Welcome to Between Wanderings, a new blog celebrating Jewish life and culture in the late nineteenth and early twentieth century—a time of great migration and change—told in the words of people who lived then.
The Between Wanderings Project has two parts:
The blog brings you excerpts of memoirs, diaries, letters, articles, fiction and other texts written by Jews in many countries (and occasionally by Gentiles who took an interest in the Jewish world), and links to historical resources. Many of the entries will be translations from other languages.
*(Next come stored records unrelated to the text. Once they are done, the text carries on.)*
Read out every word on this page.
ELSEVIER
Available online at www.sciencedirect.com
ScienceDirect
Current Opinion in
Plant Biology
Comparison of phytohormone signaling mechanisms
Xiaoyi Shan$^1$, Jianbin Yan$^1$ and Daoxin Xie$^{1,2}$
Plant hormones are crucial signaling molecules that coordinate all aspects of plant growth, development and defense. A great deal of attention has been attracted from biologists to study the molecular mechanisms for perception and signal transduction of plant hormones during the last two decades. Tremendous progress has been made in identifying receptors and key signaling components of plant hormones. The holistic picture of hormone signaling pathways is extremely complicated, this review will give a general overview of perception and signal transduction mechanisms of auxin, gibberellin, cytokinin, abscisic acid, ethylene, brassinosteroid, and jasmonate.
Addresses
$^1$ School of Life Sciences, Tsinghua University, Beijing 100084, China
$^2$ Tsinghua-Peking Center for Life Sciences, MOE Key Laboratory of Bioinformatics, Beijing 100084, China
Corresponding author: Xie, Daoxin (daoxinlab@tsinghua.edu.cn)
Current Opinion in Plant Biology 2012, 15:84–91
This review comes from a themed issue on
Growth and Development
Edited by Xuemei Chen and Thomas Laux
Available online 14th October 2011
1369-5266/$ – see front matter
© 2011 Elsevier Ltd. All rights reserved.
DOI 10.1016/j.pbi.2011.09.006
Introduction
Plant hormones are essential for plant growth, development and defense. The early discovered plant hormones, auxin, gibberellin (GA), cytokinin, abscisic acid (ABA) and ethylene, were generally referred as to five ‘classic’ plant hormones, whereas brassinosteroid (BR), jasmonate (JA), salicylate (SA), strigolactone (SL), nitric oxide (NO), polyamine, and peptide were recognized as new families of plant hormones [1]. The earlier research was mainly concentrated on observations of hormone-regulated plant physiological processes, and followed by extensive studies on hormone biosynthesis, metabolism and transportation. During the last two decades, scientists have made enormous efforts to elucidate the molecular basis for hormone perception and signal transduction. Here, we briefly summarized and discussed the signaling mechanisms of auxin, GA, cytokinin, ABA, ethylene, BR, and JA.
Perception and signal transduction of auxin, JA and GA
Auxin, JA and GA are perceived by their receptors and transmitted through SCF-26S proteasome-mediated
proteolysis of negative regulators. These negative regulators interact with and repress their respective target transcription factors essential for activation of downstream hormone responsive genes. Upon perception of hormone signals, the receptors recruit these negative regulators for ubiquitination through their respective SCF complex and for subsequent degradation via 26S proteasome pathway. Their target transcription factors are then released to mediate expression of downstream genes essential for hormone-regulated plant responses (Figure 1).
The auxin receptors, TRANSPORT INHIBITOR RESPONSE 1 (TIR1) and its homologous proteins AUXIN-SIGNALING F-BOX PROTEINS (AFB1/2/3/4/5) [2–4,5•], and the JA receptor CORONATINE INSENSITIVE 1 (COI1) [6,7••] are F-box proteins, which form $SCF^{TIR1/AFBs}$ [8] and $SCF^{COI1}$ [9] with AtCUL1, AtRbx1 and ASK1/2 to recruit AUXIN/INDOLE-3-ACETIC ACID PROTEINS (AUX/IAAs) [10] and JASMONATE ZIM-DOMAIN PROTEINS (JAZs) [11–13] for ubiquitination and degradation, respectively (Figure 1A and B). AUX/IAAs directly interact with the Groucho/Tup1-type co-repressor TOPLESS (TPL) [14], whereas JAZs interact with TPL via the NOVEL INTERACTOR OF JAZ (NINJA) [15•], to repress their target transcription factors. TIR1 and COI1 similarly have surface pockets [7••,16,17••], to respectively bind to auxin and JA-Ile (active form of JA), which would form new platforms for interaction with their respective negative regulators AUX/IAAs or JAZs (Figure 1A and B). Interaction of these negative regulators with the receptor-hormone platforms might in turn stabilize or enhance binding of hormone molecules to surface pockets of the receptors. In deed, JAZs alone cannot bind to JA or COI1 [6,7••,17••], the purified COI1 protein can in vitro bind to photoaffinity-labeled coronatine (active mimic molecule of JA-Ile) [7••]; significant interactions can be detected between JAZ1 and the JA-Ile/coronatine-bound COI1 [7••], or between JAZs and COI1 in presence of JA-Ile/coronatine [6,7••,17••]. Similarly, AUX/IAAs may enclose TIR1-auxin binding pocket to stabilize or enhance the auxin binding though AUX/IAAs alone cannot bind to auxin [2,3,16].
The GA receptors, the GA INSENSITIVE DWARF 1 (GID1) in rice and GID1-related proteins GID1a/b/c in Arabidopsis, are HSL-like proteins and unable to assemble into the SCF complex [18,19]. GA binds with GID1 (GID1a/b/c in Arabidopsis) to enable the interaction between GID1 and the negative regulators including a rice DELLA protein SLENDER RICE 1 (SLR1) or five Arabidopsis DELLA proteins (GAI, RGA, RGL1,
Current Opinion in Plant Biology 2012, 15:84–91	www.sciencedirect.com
Here are the sorts of posts you can expect:
- An immigrant family caught between tradition and assimilation in 1890s Boston
- A profile of Jewish schools in the Middle East in the early 1900s, with lots of photos
- Links to vintage Yiddish music recordings from the 1900s to 1920s
- Moving accounts of holiday celebrations among Jewish soldiers in World War I
- Classic, lovely short stories by authors such as Sholem Aleichem
- Descriptions of “proto-bat mitzvahs” in 19th-century Italy
- A collection of evocative, colorful Sephardic proverbs
- A look at New York’s Lower East Side at the turn of the last century
- …and many other treats!
The Between Wanderings book series consists of classic Jewish-themed books of the 1850s–1920s, newly translated into English, available as e-books and/or paperbacks. Currently available for purchase:
- Sephardic Jews and the Spanish Language by Ángel Pulido, originally published in 1904 in a mixture of Modern Spanish and Ladino (Judeo-Spanish). English edition: September 2016.
- Jewish Immigrants in Early 1900s America: A Visitor’s Account – a booklet by Anatole Leroy-Beaulieu, originally published in 1905 in French. Photo-illustrated English edition: September 2016.
Two more book translations are already underway.